IPB

Welcome Guest ( Log In | Register )

 
Reply to this topicStart new topic
Subband and transform coding, The actual difference
niktheblak
post Dec 3 2003, 00:39
Post #1





Group: Members (Donating)
Posts: 302
Joined: 3-October 01
From: Finland
Member No.: 188



I see quite a lot of references around describing something as a "transform codec" and another a "subband codec". For instance, Musepack is said to be a subband codec whereas AAC is said to be a "pure transform codec".

But that's where the confusion starts. One definition says that subband coding is a technique where the signal is divided into frequency bands, 32 bands in MPEG-1 codecs. But I've read that AAC also divides the signal into frequency bands, as does pretty much every psychoacoustic codec around. So doesn't that make them subband codecs, in a way?
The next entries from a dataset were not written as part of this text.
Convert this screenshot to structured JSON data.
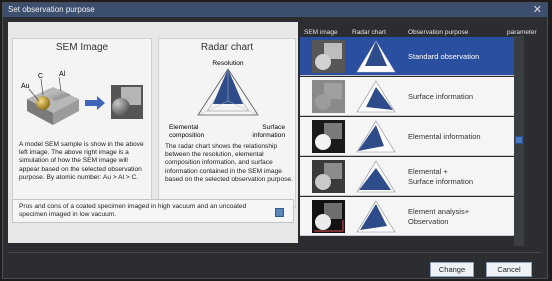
{
  "window": {
    "title": "Set observation purpose"
  },
  "sem_panel": {
    "title": "SEM Image",
    "labels": {
      "c": "C",
      "al": "Al",
      "au": "Au"
    },
    "description": "A model SEM sample is show in the above left image. The above right image is a simulation of how the SEM image will appear based on the selected observation purpose. By atomic number: Au > Al > C."
  },
  "radar_panel": {
    "title": "Radar chart",
    "axis_resolution": "Resolution",
    "axis_elemental": "Elemental composition",
    "axis_surface": "Surface information",
    "description": "The radar chart shows the relationship between the resolution, elemental composition information, and surface information contained in the SEM image based on the selected observation purpose."
  },
  "note": {
    "text": "Pros and cons of a coated specimen imaged in high vacuum and an uncoated specimen imaged in low vacuum."
  },
  "list": {
    "headers": {
      "sem_image": "SEM image",
      "radar_chart": "Radar chart",
      "purpose": "Observation purpose",
      "parameter": "parameter"
    },
    "items": [
      {
        "label": "Standard observation",
        "selected": true
      },
      {
        "label": "Surface information",
        "selected": false
      },
      {
        "label": "Elemental information",
        "selected": false
      },
      {
        "label": "Elemental +\nSurface information",
        "selected": false
      },
      {
        "label": "Element analysis+\nObservation",
        "selected": false
      }
    ]
  },
  "buttons": {
    "change": "Change",
    "cancel": "Cancel"
  },
  "colors": {
    "selection": "#2a4fa0",
    "radar_fill": "#2e4c8a",
    "accent": "#4a78c0"
  }
}
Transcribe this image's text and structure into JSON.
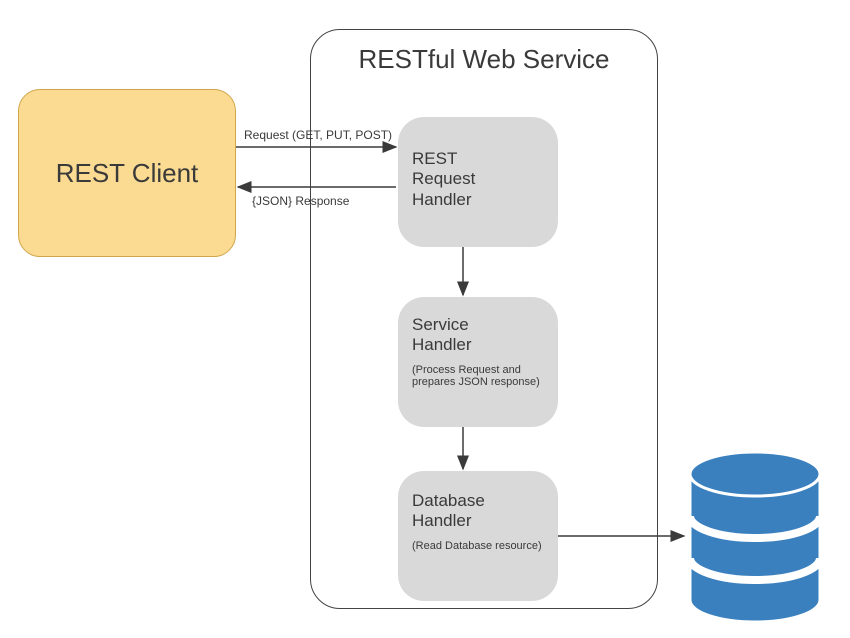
{
  "client": {
    "label": "REST Client"
  },
  "service": {
    "title": "RESTful Web Service"
  },
  "arrows": {
    "request": "Request (GET, PUT, POST)",
    "response": "{JSON} Response"
  },
  "handlers": {
    "request": {
      "title1": "REST",
      "title2": "Request",
      "title3": "Handler"
    },
    "service": {
      "title1": "Service",
      "title2": "Handler",
      "sub": "(Process Request and prepares JSON response)"
    },
    "database": {
      "title1": "Database",
      "title2": "Handler",
      "sub": "(Read Database resource)"
    }
  }
}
So, what is the actual difference of a "subband codec" and a "transform codec"? Does a transform codec store the signal in frequency domain? Does a subband codec not? Do they have different filter banks? Do subband codecs use Fourier transform instead of mDCT to obtain the frequency bands? And what actually makes MP3 a hybrid codec?

I've tried googling and wiki'ing around for information on this one, but page authors seem to believe that everyone automatically knows everything about "subband codecs" and "transform codecs", so they needn't to say anything about them besides using the magic words "transform" and "subband" in one sentence. Any help appreciated!
Go to the top of the page
+Quote Post
ErikS
post Dec 3 2003, 04:30
Post #2





Group: Members
Posts: 757
Joined: 8-October 01
Member No.: 247



QUOTE (niktheblak @ Dec 3 2003, 07:39 AM)
So, what is the actual difference of a "subband codec" and a "transform codec"? Does a transform codec store the signal in frequency domain? Does a subband codec not? Do they have different filter banks? Do subband codecs use Fourier transform instead of mDCT to obtain the frequency bands? And what actually makes MP3 a hybrid codec?

To answer one of your questions: the output from a MDCT is in frequency domain while from the set of filters used in eg mp2 is still in time domain. They use a type of filter called QMF (quadrature mirror filters) which divides the input into two frequency ranges. repeat this a number of times until you reach the desired frequency resolution (in the case of mp2 i think it is divided into 32 sub bands).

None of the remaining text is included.